Я поднялся. Сколько же миль до Гавра, если идти берегом? Гораздо больше, должно быть… Но что за беда! Даже если придется идти по песку целый месяц, и то не страшно.

Однако я не решался немедленно сойти вниз, боясь повстречаться с кем-нибудь из жителей Пор-Дье, которые могли бы меня узнать. Только пройдя около четырех лье вдоль скалистого берега, я спустился на песок, чтобы поискать себе чего-нибудь на завтрак.

Устриц я не нашел, пришлось удовольствоваться мидиями, густо облепившими скалы. Утолив немного голод, мне следовало бы продолжить путь. Но я был так счастлив, снова увидев море, что принялся бегать по берегу и рыться в песке. Ведь я мог делать сейчас все что угодно: петь и скакать! Как не похоже все это на мою темницу в Доле! Право, путешествовать гораздо приятнее!

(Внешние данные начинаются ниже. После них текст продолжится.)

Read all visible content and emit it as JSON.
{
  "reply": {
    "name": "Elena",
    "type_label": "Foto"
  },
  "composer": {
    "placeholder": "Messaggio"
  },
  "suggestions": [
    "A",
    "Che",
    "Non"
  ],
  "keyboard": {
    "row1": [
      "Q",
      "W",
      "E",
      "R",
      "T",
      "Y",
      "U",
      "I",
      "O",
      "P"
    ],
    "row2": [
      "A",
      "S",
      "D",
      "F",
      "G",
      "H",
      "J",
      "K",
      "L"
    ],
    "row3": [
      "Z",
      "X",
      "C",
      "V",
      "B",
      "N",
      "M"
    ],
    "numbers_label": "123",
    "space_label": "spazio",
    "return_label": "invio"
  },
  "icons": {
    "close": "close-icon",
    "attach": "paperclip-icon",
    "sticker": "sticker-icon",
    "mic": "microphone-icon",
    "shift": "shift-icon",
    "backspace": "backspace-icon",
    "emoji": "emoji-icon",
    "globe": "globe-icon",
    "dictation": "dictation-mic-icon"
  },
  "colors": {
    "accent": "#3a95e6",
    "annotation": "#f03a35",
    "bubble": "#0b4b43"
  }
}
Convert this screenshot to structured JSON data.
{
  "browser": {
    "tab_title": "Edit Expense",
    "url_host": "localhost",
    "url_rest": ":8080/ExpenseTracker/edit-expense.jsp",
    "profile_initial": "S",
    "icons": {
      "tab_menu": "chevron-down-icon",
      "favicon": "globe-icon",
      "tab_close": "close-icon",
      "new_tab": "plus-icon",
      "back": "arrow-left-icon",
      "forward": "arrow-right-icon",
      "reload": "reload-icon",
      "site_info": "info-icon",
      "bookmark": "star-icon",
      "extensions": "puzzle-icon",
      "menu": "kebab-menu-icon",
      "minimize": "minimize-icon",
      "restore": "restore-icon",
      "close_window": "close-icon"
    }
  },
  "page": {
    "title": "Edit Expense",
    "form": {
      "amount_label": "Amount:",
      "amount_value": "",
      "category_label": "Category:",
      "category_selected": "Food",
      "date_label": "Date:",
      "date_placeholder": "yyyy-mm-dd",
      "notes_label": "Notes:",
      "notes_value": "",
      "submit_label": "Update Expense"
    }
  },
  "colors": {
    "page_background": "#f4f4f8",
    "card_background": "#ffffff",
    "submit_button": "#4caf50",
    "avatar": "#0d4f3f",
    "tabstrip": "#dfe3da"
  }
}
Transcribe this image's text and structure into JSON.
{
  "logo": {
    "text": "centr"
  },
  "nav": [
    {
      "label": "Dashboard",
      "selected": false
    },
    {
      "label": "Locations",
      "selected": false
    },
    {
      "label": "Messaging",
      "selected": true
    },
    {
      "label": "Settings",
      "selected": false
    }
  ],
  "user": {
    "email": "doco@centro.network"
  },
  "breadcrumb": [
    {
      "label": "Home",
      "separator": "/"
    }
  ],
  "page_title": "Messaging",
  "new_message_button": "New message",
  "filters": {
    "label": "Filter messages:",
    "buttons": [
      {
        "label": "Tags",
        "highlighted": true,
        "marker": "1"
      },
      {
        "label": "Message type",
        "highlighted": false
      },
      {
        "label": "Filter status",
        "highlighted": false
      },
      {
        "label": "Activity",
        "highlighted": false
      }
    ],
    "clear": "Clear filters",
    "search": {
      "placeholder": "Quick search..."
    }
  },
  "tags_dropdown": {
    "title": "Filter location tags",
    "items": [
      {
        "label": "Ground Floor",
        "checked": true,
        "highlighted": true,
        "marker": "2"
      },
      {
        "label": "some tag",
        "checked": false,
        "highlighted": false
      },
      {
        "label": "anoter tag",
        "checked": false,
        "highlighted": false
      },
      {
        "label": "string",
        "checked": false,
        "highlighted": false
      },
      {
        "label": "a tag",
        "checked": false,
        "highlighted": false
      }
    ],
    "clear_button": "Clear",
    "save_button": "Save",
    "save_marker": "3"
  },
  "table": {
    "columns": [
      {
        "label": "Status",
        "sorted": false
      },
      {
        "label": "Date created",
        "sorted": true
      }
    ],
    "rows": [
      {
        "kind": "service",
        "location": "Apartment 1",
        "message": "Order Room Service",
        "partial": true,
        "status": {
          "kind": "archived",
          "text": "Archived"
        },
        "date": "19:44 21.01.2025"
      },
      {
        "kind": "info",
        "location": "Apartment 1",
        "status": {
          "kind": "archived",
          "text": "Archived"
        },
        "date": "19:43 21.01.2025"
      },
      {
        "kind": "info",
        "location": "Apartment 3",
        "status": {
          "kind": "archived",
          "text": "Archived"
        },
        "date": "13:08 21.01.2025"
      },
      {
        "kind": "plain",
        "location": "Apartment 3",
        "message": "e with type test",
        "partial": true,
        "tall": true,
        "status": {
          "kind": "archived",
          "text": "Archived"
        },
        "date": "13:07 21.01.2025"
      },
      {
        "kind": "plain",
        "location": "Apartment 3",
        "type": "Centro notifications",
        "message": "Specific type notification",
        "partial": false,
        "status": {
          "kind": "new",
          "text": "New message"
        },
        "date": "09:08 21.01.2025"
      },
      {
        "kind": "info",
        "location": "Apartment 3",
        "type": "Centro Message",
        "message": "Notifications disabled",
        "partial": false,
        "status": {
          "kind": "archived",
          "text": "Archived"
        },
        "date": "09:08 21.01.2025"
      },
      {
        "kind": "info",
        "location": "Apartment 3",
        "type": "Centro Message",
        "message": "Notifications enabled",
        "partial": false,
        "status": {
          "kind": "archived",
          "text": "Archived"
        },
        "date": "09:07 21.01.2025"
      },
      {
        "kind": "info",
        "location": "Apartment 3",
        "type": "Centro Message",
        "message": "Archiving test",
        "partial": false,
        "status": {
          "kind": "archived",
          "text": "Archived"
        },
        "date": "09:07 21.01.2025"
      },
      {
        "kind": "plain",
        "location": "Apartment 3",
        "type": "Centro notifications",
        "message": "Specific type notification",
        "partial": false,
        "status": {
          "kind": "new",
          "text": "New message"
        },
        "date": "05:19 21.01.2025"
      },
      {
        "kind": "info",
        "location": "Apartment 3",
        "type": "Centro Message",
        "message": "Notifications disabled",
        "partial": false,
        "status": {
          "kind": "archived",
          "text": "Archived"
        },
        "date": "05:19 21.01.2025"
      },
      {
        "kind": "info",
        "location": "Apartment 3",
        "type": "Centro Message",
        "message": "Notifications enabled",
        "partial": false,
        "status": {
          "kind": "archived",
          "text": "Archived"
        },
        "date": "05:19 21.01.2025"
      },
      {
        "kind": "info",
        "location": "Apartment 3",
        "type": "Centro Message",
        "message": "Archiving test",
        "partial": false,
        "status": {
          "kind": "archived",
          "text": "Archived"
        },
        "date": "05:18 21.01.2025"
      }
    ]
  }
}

Найдя сосновую доску среди груды камней, я пришел в полный восторг: из нее можно сделать лодку! Обстругав доску ножом, я придал ей форму морского судна. В середине, ближе к носу, я просверлил дыру, воткнув в нее палочку из орехового дерева, и подвязал ее ивовыми прутиками, чтобы она стояла прямо. Крест-накрест я прикрепил к ней вторую палочку, к которой привязал свой платок. Получился великолепный фрегат; я назвал его именем мамы.